Linnea Eckhardt, 72, Denver, Colo.: Fighting Mexican cartels, health care

"Foreign policy, that's what I want to hear about. I read the Treasury Department is going after MS-13, wherever they're putting their money, so I thought that was good news. I'm really anxious to see that in the debate.

"I am very interested to see what they were going to do with the Mexican cartels and all the crime and how it's spilling over here. We live in the northern part of Denver. We're considered a poorer neighborhood, mostly Hispanic, and we see a lot of the results. I have great-granddaughters whose father is in Mexico City, and they would like to see their dad, but the crime rate is so bad they're afraid to let them see their father.

"I voted for Obama in 2008. On some things I think he's tried really hard... but I'm not satisfied with the foreign policy, especially with all that stuff going on in the Middle East and Afghanistan. I just don't see any sense to some of it -- and why they let that happen to the embassy in Libya when they had asked for help and they weren't given the help.
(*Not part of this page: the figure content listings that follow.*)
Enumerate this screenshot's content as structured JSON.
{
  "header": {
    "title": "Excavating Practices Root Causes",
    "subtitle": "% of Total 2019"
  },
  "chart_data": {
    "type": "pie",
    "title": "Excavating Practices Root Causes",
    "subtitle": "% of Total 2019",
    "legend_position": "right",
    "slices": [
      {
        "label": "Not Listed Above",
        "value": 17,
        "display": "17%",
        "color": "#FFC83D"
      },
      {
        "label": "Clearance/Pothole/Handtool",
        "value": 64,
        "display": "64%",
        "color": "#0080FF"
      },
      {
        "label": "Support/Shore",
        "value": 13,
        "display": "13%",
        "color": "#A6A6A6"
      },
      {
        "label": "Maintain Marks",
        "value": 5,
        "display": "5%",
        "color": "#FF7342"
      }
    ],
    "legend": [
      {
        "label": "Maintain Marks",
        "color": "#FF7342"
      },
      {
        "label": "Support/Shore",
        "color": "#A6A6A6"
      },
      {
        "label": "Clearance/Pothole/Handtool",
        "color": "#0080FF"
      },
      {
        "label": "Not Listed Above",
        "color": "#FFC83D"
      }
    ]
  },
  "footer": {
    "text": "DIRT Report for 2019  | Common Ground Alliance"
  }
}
"I also wouldn't mind hearing a little more detail about how they feel about health insurance and Social Security, both of those issues. The first debate made Mitt Romney look a little bit better than he had at first. He seemed a little more self assured and more like a leader, but I'm still questioning some of his policies. Some of his policies didn't quite make sense to me. If he doesn't make more sense to me, I would definitely consider Obama, depending on how his foreign policies come out.

"On health care, I didn't quite understand exactly what Romney was going to be doing. It sounded like he wanted to eliminate everything Obama had done, and what he would replace it with, I wasn't sure. It left me thinking maybe they didn't want people fully understanding what they had in mind. I still have a little time to study."